Contributing to the CS Documentation Project

The CS Documentation project is a resource that anyone can contribute to.

We do things a little different than would seem immediately obvious.

Historically, each document existed as a segment of HTML for each section. A server side script inserted the html verbatim into a template. This document described how to edit or create those types of pages.

We decided to move to mediawiki. It stayed on mediawiki for a year or so.

Now, the CS Documentation Project runs on a web app called smug, "better than a wiki, and smug about it."

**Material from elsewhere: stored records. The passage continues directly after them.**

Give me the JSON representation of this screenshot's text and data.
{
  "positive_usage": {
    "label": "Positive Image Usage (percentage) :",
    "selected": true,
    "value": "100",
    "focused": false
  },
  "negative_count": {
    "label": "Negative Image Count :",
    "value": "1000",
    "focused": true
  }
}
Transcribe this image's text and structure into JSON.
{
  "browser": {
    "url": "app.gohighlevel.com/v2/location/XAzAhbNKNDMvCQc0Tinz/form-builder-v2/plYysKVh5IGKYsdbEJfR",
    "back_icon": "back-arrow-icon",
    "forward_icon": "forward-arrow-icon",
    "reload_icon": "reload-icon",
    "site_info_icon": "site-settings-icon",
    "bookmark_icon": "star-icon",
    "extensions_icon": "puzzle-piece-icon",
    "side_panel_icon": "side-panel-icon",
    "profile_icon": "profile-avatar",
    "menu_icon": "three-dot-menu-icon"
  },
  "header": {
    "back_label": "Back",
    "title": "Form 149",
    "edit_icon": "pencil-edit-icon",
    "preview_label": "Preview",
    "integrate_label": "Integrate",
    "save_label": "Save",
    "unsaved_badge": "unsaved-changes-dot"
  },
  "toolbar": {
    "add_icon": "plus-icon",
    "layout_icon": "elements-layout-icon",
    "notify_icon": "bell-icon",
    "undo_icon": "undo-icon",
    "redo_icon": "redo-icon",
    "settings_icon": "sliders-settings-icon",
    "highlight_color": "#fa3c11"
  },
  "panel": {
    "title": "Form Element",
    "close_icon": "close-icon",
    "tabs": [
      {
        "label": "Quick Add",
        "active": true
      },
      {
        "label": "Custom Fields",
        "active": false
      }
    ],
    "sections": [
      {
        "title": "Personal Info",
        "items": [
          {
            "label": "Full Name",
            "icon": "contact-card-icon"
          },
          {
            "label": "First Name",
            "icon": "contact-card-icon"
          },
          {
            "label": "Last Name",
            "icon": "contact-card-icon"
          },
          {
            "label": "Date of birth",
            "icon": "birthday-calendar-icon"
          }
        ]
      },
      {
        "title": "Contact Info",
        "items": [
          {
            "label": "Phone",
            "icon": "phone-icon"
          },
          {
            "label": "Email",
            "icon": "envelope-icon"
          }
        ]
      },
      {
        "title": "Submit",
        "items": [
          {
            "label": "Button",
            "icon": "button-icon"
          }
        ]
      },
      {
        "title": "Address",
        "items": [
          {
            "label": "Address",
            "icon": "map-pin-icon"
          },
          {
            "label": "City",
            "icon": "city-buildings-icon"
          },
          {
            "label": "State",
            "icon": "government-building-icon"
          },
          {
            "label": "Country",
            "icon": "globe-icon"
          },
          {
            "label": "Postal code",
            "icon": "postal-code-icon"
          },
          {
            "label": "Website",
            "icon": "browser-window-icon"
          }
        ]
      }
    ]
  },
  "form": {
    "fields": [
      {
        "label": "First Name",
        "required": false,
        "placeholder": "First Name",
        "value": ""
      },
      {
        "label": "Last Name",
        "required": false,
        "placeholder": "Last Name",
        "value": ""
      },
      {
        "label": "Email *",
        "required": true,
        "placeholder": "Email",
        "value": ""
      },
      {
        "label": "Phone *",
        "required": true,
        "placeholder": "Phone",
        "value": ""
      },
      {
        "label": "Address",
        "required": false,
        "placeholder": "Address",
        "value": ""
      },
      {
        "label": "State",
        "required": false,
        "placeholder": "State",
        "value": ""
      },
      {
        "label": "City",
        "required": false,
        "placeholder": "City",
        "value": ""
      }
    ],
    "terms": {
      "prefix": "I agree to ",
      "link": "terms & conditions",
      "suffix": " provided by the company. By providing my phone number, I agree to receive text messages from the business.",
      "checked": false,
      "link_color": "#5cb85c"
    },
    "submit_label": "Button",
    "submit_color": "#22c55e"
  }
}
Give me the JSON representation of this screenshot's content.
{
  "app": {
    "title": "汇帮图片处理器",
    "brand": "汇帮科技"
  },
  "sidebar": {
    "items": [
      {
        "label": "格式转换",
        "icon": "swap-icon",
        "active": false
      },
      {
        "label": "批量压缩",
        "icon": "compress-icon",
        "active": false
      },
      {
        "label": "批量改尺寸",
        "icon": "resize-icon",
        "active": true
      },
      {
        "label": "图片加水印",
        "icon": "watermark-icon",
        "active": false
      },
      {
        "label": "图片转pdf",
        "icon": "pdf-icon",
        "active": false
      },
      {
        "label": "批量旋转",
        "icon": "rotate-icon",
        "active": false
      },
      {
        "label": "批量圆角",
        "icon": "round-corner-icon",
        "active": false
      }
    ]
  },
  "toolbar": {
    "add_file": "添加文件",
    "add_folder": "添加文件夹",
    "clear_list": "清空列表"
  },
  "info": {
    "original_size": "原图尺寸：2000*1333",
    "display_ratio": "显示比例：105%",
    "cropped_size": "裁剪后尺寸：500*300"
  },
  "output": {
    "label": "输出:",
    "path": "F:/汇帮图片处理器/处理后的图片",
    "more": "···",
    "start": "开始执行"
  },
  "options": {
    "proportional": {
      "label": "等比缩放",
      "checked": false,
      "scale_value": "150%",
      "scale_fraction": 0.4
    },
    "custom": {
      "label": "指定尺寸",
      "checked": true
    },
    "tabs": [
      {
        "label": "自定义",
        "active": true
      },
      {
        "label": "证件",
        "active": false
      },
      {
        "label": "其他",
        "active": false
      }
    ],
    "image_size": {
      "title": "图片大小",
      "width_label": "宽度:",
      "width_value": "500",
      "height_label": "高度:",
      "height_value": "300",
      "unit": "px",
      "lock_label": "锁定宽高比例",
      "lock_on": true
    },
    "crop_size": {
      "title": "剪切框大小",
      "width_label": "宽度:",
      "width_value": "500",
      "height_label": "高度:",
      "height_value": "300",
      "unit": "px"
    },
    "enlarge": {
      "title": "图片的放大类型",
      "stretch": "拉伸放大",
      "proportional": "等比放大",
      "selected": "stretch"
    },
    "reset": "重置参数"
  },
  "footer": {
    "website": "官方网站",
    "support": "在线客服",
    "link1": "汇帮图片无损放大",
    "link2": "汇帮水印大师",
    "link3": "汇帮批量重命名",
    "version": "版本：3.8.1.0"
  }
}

The idea behind smug is to use the git content tracker to store content. You are free to store content in whatever format you deem necessary. Smug allows you to freely make edits, just like a wiki. The difference is that it doesn't open up these changes to the internet immediately-- that creates anarchy and a headache for admins. Wikis by nature are a prime target for spammers interested in raising the google rank for their web page.

If someone makes an anonymous edit, the difference is submitted as a patch. This is the same process that occurs when contributing to open source. The source is freely available, and anyone can edit it. If they see a mistake they are free to fix it, but a maintainer's eyes will meet the change before it actually gets committed.

Smug is powerful in its presentation layer. These documents appear to be flat html files when looking at their URLs. They are in fact ReStructuredText documents that are converted to html on the fly. Smug can convert these same documents to PDF on the fly. Flat files can be served as well.

In a nutshell, its a wiki with twice the power and capability, without the anarchy associated with it.